Texto: João Baptista Herkenhoff
Ninguém sabe
por quanto tempo ainda estará nesta vida terrena. Para que o mundo avance é
preciso que a experiência dos mais velhos seja transmitida aos mais jovens.
Estes colhem o que foi plantado e cultivam as sementes, aprimorando-as.
A obrigação
de transmitir às gerações seguintes as rotas palmilhadas abrange todas as
profissões, desde a de carpinteiro até a de médico, professor ou juiz.
Ainda no
início de sua carreira (1966), na Comarca de São José do Calçado (ES), o idoso,
ora depoente, determinou a matrícula compulsória de crianças na escola, mais
para pressionar os Poderes Públicos, que deveriam providenciar as vagas, do que
os pais. A medida gerou um aumento de 35% nas matrículas.
Com apoio da
comunidade, promoveu uma “Campanha da Cidadania Ampla” (1966-1970), consistindo
em registro civil de pessoas que não eram registradas, casamento civil,
carteira de trabalho, correção de prenomes grafados erroneamente etc.
Ainda em
Calçado concedeu direito de trabalho externo a presos. Com apoio de líderes
locais criou a Associação de Assistência aos Presos “Dona Mulatinha” que
mantinha uma escola primária, facilitava o trabalho dos presos e ajudava o
ex-preso no retorno à vida social.
Recusou-se a mandar os presos para cumprir pena na Capital, como era
legalmente previsto na época (1966). Argumentou que provocar o rompimento dos
vínculos do preso com a família inviabilizava qualquer possibilidade de
ressocialização. Um dos presos beneficiados por trabalho externo fugiu,
justamente na semana em que o juiz comparecia a órgão disciplinar da
magistratura para explicar as “concessões”. Antes que fosse julgado pela
“transgressão”, o fugitivo apresentou-se para ser recolhido, o que possibilitou
que não fosse de água abaixo a política humanitária que estava sendo
desenvolvida.
Trinta e
quatro anos após sua “insubmissão”, a ONU aprovou recomendação para que o preso
nunca fosse afastado do “distrito da culpa”.

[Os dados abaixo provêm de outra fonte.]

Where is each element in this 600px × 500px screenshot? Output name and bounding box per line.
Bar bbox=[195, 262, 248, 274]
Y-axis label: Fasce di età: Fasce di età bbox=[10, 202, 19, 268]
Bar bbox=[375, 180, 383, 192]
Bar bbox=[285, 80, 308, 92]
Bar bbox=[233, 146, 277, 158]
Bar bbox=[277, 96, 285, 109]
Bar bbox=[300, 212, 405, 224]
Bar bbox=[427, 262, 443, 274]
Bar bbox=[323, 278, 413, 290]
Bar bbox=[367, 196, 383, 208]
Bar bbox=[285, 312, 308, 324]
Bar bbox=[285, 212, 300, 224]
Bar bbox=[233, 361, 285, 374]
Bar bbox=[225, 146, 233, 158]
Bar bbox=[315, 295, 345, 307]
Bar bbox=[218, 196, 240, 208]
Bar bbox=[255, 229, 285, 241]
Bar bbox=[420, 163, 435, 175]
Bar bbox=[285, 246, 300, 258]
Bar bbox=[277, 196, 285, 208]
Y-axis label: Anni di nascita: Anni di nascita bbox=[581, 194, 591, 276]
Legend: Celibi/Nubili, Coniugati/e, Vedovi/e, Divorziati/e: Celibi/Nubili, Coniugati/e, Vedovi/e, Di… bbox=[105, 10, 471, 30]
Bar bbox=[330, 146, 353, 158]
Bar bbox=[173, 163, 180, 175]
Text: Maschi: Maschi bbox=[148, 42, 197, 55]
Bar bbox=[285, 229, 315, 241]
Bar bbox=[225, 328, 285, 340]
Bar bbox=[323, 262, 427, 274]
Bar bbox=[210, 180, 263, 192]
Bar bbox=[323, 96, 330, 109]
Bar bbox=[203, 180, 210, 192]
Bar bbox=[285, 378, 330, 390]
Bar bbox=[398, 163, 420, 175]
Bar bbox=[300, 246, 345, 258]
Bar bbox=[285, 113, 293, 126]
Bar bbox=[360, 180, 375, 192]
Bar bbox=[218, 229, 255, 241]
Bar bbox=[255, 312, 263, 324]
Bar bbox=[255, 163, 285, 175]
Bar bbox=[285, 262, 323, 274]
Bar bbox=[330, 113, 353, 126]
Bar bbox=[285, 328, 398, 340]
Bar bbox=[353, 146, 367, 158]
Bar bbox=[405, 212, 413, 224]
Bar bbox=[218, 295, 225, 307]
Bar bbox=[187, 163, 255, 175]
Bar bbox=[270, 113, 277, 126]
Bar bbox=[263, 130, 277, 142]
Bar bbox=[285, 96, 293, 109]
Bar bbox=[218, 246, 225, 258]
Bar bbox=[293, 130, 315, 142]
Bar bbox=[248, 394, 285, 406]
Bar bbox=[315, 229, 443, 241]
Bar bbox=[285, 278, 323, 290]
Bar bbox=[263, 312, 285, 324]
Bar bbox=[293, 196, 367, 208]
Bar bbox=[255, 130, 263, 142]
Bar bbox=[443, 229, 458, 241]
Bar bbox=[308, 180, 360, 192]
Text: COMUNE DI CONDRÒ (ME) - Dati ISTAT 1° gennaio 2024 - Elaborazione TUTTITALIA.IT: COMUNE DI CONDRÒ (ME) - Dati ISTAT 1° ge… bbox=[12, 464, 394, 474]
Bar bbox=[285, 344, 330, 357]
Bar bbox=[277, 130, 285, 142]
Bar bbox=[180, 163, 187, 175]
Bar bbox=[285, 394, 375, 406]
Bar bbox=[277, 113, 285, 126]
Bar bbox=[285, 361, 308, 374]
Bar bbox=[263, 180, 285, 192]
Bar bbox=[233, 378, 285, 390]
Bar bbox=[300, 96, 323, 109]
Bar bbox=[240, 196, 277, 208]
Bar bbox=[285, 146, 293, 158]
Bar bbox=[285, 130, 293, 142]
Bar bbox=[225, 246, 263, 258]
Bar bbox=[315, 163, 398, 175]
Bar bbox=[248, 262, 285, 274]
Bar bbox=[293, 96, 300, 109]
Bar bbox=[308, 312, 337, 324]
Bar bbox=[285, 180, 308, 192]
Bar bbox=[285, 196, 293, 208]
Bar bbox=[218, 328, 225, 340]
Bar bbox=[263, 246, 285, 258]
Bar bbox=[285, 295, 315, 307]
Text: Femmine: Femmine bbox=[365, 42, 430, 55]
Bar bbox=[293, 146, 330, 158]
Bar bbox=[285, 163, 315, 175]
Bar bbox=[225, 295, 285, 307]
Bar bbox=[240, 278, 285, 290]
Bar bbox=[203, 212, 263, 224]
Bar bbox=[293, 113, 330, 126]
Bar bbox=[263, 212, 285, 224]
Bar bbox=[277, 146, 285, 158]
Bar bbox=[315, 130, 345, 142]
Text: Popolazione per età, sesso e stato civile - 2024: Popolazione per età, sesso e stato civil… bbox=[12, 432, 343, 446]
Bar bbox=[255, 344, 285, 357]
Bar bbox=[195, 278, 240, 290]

Durante sua judicatura na comarca, o índice de reincidência criminal foi
de zero por cento.
Apresentou
moção em congresso nacional de magistrados (Goiânia, 1975), pedindo a volta do
“estado de direito”, a convocação de uma Assembleia Nacional Constituinte e a
“anistia ampla, geral e irrestrita”, moção que foi rejeitada mas que teve o
apoio de um grupo de colegas. Naquele momento da vida brasileira, o mais alto
tribunal do país era o Superior Tribunal Militar. À frente dos Ministros desse
tribunal, defendeu referida moção.
Por
atividades que eram inovadoras, sem que pretendesse ser profeta, teve a
incompreensão de superiores. Retém estes fatos na memória e os torna públicos
porque a História não se pode perder. Mas não guarda na alma qualquer mágoa ou
rancor.
João Baptista
Herkenhoff, 79 anos, é juiz de Direito aposentado (ES), professor e escritor.